Some Thoughts on (Your) Senior Spring
After what has doubtless felt like a long spring, March 31 has finally come and gone. For many of you, this means that you now know where you’ll be headed for college. A lucky number of you will be headed to Princeton—but even for those going elsewhere, you are on the cusp of embarking on some of the most exciting years of your life. Here are some of my thoughts as you begin to navigate the whirlwind few months you have left before summer.
First, spend some time carefully thinking about your college choice. Talk to your friends, family and teachers about your options; having multiple perspectives is always better than merely having one. Visit campuses if you can, talk to students if you know any and really try to look beyond a school’s website; often, the most useful information comes from the unlikeliest places. At the same time, though, avoid having this decision overwhelm your life. The hard part of the college admissions process is already behind you, and in my experience at least, people invariably end up happiest where they ultimately choose to go to school.
On the issue of the dreaded senioritis, resist the tendency to bow out of academics. You’ve made it through most of high school and, for a number of reasons, it’s worth finishing as strong as you started. First, the teachers who’ve worked so hard to mentor you over the past four years want to see you succeed—in fact, in some international systems (like the International Baccalaureate), the congruency of your achieved and predicted scores might even affect the credibility of their future recommendations. You’ve doubtless worked hard to earn the respect of your school and academic mentors; use these last few months to leave them with a lasting and positive impression.
There’s also a pragmatic side to this, and I think you’ll find that finishing high school ambitiously will prove useful in your first few months at college. Starting university can be stressful, and you don’t want to be spending hours holed up in your room teaching yourself material that you neglected to learn at the end of senior year.
Moving on though, as the year draws nearer to a close, be sure to step back and take stock of your surroundings. It can be easy to take your high school friends and hometown experiences for granted, but you shouldn’t. In all likelihood, your life is going to change radically once you start college, and you may very well find that you sometimes miss the relative simplicity of senior year. You’ll certainly miss the people. This isn’t to say that you’ll entirely lose touch with home once you head off for college, but it’s worth being intentional about how you spend the final months of what has doubtless been a formative four years.
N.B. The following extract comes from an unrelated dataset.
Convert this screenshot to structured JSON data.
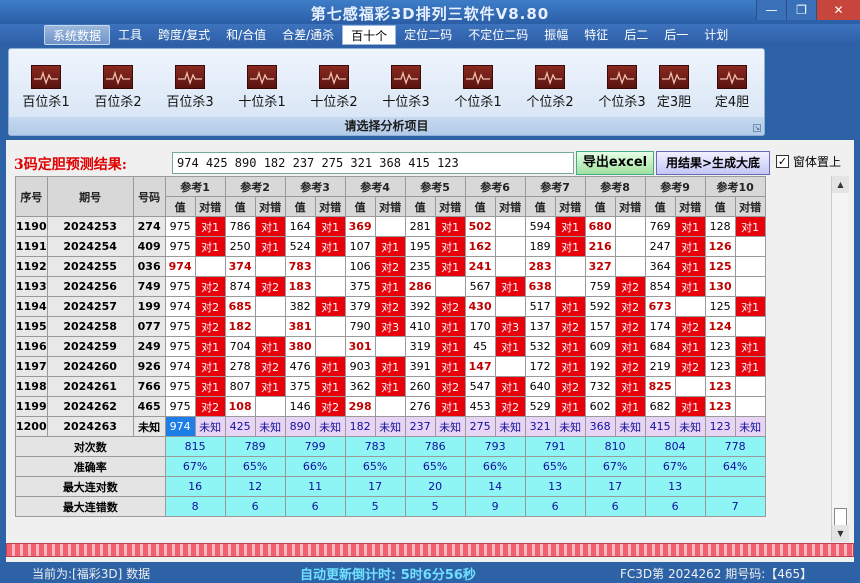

Part of this has to do with gratitude. Make sure to say thank you to everyone who helped you get through high school. In spite of your best intentions, it will be difficult to stay in touch with teachers and mentors once you move away from home. Take them out for coffee, drop them a note or simply take time to tell them how much you’ve appreciated their guidance. You’d be surprised how rare of an occurrence this really is. If you had interviewers for your college applications, shoot them a message of thanks as well. To this day, I continue to correspond with my Princeton interviewer, and I've found it uniformly refreshing to have someone to call upon for advice with a bit more perspective.
Beyond the school year, though, this summer will arrive faster than you know it, and you should start thinking about what you’ll do right now. For many of you, the summers of high school were largely occupied with camps, programs and part-time jobs. Unsurprisingly, the periods between the years of college are likely to get similarly filled with employment or academics of one type or another. In some sense, this is really the most boundless summer that you’ll have for some time, so you should make full use of it. Whether it’s taking a meandering road trip across the country, conquering the entirety of Proust’s "In Search of Lost Time," or simply spending more time with your family before moving away, have a clear plan in mind. As tempting as it is to spend months aimlessly hanging around the local shopping mall with friends or playing video games in your basement, these aren’t good uses of a summer that otherwise has so much potential.
In a similar vein, it’s probably a pretty good time to set goals for the next four years, too. Once you finally arrive on campus, you’ll probably find yourself spending a lot of time adjusting to the new context. At Princeton, orientation week can feel like trying to drink out of a fire hose—so much to do, with so little time to do it. While you still have the mental space to think carefully about what you expect to get out of college, consider making a list of concrete things you hope to accomplish. While these will inevitably change once you start to experience the university landscape for yourself, having an idea of how you want to shape your experience will invariably prove helpful as you’re deciding how to get involved freshman fall.